There are other government bodies which perform quasi-regulatory functions, including National Bank for Agriculture and Rural Development (NABARD), Small Industries Development Bank of India (SIDBI), and National Housing Bank (NHB). NABARD supervises regional rural banks as well as state and district cooperative banks. NHB regulates housing finance companies, and SIDBI regulates the state finance corporations.
Securities and Exchange Board of India (SEBI)
Securities and Exchange Board of India (SEBI) was first established in the year 1988 as a non-statutory body for regulating the securities market. It became an autonomous body in 1992 and more powers were given through an ordinance. Since then it regulates the market through its independent powers.
Objectives of SEBI
As an important entity in the market it works with following objectives:
- It tries to develop the securities market.
- Promotes Investors Interest.
- Makes rules and regulations for the securities market.
Functions of SEBI
- Regulates Capital Market
- Checks Trading of securities.
- Checks the malpractices in securities market.

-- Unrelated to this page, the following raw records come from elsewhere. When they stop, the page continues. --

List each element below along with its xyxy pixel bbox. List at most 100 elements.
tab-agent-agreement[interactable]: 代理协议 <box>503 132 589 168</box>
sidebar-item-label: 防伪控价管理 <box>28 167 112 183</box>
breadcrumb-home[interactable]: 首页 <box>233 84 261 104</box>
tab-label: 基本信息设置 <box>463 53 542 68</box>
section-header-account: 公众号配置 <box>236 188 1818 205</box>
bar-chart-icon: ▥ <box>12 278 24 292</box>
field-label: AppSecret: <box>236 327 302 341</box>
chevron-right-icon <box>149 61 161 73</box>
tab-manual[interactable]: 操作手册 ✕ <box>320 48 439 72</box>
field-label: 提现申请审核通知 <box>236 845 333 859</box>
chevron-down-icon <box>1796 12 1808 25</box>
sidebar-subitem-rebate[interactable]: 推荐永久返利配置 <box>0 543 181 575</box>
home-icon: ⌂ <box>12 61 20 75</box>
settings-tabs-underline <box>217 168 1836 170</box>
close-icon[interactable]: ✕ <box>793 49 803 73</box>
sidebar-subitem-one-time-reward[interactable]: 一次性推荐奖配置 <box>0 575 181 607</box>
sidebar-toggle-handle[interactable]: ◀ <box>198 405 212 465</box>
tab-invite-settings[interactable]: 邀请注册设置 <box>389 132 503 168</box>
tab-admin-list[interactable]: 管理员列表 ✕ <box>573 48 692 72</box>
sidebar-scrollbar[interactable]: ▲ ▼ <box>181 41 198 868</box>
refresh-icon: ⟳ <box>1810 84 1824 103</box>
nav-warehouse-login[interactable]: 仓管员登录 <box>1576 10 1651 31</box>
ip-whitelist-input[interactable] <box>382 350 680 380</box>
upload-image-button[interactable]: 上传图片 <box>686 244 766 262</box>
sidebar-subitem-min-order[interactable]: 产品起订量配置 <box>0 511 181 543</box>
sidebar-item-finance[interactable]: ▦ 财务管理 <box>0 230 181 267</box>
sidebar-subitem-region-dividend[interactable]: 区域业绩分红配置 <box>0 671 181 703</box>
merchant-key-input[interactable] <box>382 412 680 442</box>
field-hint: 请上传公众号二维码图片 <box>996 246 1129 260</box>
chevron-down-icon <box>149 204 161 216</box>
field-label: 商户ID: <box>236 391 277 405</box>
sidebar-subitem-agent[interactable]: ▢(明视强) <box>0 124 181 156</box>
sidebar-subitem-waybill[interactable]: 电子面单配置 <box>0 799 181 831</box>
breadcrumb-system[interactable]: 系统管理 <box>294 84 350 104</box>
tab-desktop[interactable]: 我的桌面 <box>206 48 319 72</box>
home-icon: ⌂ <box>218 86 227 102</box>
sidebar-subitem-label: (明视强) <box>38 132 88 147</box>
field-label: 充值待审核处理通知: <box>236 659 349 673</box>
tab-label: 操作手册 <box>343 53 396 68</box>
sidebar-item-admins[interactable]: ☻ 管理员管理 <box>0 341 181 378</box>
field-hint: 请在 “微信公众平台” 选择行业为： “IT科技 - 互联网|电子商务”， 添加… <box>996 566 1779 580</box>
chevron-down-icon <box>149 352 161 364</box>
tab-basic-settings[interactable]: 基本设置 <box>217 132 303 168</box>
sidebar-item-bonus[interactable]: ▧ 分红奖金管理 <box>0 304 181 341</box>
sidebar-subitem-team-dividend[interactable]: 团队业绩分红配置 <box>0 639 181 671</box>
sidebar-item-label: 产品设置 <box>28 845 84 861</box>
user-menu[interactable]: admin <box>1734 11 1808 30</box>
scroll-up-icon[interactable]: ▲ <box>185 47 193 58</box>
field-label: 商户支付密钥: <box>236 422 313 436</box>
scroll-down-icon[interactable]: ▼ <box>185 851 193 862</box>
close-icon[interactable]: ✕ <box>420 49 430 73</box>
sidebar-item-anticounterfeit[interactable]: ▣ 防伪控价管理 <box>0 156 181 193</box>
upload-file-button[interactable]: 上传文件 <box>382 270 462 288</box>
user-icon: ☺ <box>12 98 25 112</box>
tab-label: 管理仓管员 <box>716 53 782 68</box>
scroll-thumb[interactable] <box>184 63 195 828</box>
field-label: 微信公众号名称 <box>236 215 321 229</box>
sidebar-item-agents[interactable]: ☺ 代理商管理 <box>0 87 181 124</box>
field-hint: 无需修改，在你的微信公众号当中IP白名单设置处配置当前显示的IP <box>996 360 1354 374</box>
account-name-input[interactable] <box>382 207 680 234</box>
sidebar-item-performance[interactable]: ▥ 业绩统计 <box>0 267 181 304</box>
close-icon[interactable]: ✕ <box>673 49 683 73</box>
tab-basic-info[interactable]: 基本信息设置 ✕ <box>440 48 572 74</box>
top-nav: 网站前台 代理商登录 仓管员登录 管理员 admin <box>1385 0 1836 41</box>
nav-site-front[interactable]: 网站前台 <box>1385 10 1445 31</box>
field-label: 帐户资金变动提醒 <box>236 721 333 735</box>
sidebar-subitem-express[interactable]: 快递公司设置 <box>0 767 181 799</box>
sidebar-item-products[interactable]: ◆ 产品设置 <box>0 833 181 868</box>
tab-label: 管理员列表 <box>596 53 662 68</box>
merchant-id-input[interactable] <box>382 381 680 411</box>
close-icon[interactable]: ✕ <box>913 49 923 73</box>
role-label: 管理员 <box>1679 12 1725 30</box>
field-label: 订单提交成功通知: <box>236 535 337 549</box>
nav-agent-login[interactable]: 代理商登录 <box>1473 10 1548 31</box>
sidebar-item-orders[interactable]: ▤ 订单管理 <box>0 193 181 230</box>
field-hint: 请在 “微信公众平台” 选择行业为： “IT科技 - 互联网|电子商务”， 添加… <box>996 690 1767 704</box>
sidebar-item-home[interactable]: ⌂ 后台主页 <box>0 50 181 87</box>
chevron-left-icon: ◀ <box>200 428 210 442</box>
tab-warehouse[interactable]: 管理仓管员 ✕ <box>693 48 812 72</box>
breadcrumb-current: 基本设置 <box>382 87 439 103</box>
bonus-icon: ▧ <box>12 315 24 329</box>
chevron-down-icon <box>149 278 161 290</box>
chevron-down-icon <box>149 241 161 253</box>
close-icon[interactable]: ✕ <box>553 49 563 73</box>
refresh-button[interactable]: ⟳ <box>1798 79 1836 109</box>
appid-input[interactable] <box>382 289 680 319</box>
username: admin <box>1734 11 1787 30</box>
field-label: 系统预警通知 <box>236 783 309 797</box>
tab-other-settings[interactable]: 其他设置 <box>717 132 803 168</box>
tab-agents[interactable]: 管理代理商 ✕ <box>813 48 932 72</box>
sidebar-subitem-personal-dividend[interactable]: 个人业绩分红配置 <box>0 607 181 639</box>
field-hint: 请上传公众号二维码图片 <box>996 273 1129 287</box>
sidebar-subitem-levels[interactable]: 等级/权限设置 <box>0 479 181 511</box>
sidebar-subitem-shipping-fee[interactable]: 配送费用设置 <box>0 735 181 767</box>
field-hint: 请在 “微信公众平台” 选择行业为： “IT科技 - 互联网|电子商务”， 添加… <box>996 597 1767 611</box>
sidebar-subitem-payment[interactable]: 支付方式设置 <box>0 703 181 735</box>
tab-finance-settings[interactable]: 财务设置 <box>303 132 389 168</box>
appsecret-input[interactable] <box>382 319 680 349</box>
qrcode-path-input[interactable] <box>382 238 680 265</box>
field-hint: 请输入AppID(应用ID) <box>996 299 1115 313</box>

- It enhances investor's knowledge on market by providing education.
- It regulates the stockbrokers and sub-brokers.
- To promote Research and Investigation
SEBI In India's Capital Market
SEBI from time to time have adopted many rules and regulations for enhancing the Indian capital market. The recent initiatives undertaken are as follows:
- Sole Control on Brokers: Under this rule every brokers and sub brokers have to get registration with SEBI and any stock exchange in India.
- For Underwriters: For working as an underwriter an asset limit of 20 lakhs has been fixed.
- For Share Prices: According to this law all Indian companies are free to determine their respective share prices and premiums on the share prices.
- For Mutual Funds: SEBI's introduction of SEBI (Mutual Funds) Regulation in 1993 is to have direct control on all mutual funds of both public and private sector.